Astral seyahatte görüp gördüğün her şey senin kendi aleminin yansımaları. Senin kendi ruhunun kendi maneviyatının içindeki katmanlarda dolaşabilir ve düşünce formlarınla, geçmiş travmalarının yarattığı düşsel görüntülerle karşılaşabilirsin. Çünkü sen bir alemsin. Senin aleminin içinde de katmanlar makamlar var. Liyakatinin ölçüsünde astral seyahat esnasında kendi yarattığın formlarla karşılaşma olasılığın var. Bunlar gerçeklik boyutunda olan senin kendi gerçeklik boyutunun görüntüleridir. Bu birinci ele aldığım konuda şunu da sana söylemek isterim ki. Uykuda iken rüyaların ile, uyku ile uyanıklık arasındaki astral seyahatin ile, seni hipnoza alsalar gördüğün görüntüler benzerlik taşıyacaktır.

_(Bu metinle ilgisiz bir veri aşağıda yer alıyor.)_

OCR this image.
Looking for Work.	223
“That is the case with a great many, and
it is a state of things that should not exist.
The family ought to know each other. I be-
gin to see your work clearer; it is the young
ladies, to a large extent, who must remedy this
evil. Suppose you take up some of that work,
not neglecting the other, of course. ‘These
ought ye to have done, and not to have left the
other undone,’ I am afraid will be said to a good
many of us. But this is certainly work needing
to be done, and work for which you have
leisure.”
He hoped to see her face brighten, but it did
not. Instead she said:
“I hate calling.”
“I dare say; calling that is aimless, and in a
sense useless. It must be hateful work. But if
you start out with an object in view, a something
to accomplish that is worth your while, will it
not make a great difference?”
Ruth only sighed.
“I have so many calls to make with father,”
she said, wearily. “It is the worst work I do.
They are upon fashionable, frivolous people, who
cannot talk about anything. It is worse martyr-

Sen kendi aleminden dışarı çıkamadığın için kendi gerçeklik boyutunda gezineceksin. Astral seyahat yapan kişilerin karşılaştığı bu durum bir sorun teşkil eder. Ve astral seyahatte bu ilk tecrübeler genelde kendi aleminde yarattığı alan içinde kalmayı gerektirir. Senin kendi boyutundaki düşünsel formlar, yarattığın imgeler, hayaller, olmasını istediğin fikirler, senin hayallerin senin düşlerin, senin kendi yarattığın ne varsa senin alanında gezinmendir. Bu gerçeklik boyutu. Astral seyahat, aslında hakikat boyutunda gezinme demektir ki bu evreye ulaşman için kendi boyutundan çıkman gerekiyor. Astral seyahat yapıp gördüğün ve bulduğun her şey katmanlar arasında sıkışıp kalan tuhaf görüntüler olabilir bunlar senin korku düzleminde yarattığın abuk subuk yaratıklar, senin düşünce formlarından oluşmuş düşük titreşimli görüntüler olacaktır. Bunu idrak edebilirsen ikinci safhaya geçebilirsin. Ancak ikinci safhaya geçebilmen için kendinde bazı uygulamalar yapman gerekiyor. Sabretmen gerekiyor. Astral seyahatte ya da rüyalarında gördüklerinin senin alanında olan senin kendi yarattığın düşünce formları olduğuna uyanmalısın. Yani kısaca uyanış sadece bu dünyada değil. Senin manevi boyutunda da olmalı. Seni korkutan görüntüler, ürkütücü sesler, içindeki korku, tuhaf yaratıklar, tuhaf objeler emin ol ki senin kendi yarattığın ya da sana dikte ettirilen korkuların ürünü. Bu safhadan çıkabilmek için liyakat gereklidir. Nefs emarelerini tekrar idrak edip anlamak gerekiyor. Hangi safhada olduğunu bulabilirsin.